The light on the subjects face is very harsh. There are a couple key reasons for that. Usually any direct light is going to be a lot harsher than light that is diffused somehow, or coming from multiple directions. Because the light is directly looking into the subjects face, it creates distracting shadows and lines on her face.
The reason the light is so direct is because the dock for the light is on the very top of the Bubo, pointing directly forward at whatever the Bubo is pointed at.
Another issue contributing to the harsh lighting is the size of the light. The smaller the light, generally the more harsh. It creates the directional shadows and high contrast in the subject's face. A larger light would create less contrast, diffused shadows and a softer light on the subject's face.
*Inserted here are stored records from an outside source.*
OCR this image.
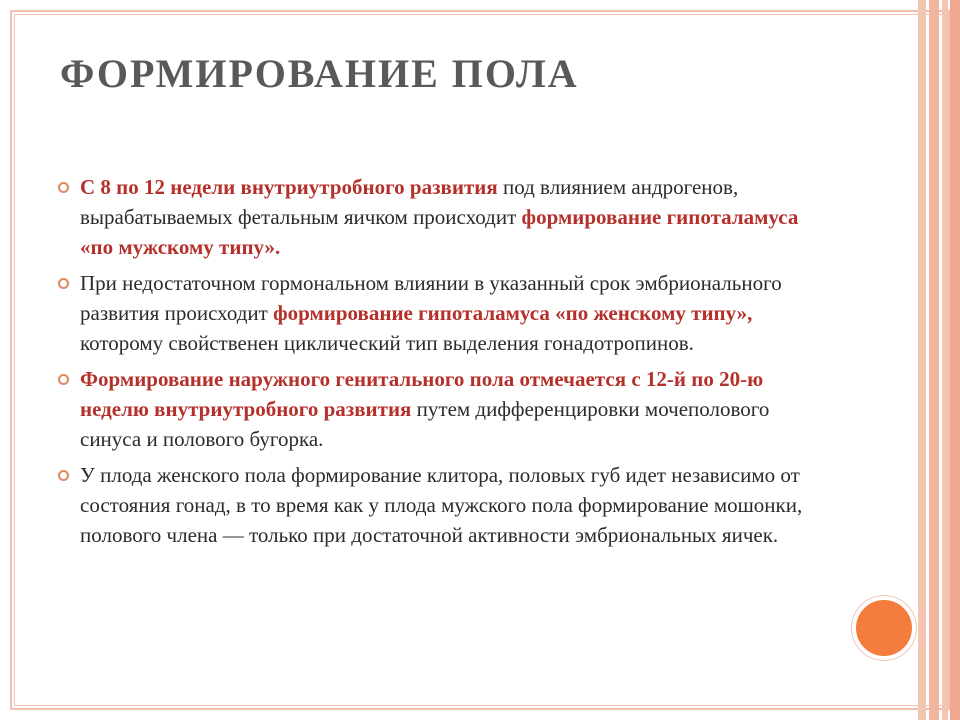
ФОРМИРОВАНИЕ ПОЛА

С 8 по 12 недели внутриутробного развития под влиянием андрогенов, вырабатываемых фетальным яичком происходит формирование гипоталамуса «по мужскому типу».

При недостаточном гормональном влиянии в указанный срок эмбрионального развития происходит формирование гипоталамуса «по женскому типу», которому свойственен циклический тип выделения гонадотропинов.

Формирование наружного генитального пола отмечается с 12-й по 20-ю неделю внутриутробного развития путем дифференцировки мочеполового синуса и полового бугорка.

У плода женского пола формирование клитора, половых губ идет независимо от состояния гонад, в то время как у плода мужского пола формирование мошонки, полового члена — только при достаточной активности эмбриональных яичек.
In the future, I plan to use the light but not attached to the Bubo. A convergence journalism professor at MU, Olga Missiri gave me some advice. She said, "Part of the problem is the position of the light. It's flat in her face, same eye level and that never works well, no matter what light you're using. But if you could raise the light higher and also move it to 45 degrees position so it hits her from a better angle, it would work much better. Moving it back away from her a little more would help as well. Alternatively, you might be able to get a defuser for it and soften it that way. Or, if you have a spare hand, you can point the light to something white (piece of white cardboard you hold, a white wall, etc.) to bounce it off the white surface on to the subject and defuse it that way. And, I'd probably look to see if there is a camera flash softbox I could use on this light. The flash softboxes come in tiny sizes and you might be able to wrap it around the one you have."
So, what I take from this advice is that we can make the light work, we just have to use it differently than it is meant to be used within the kit.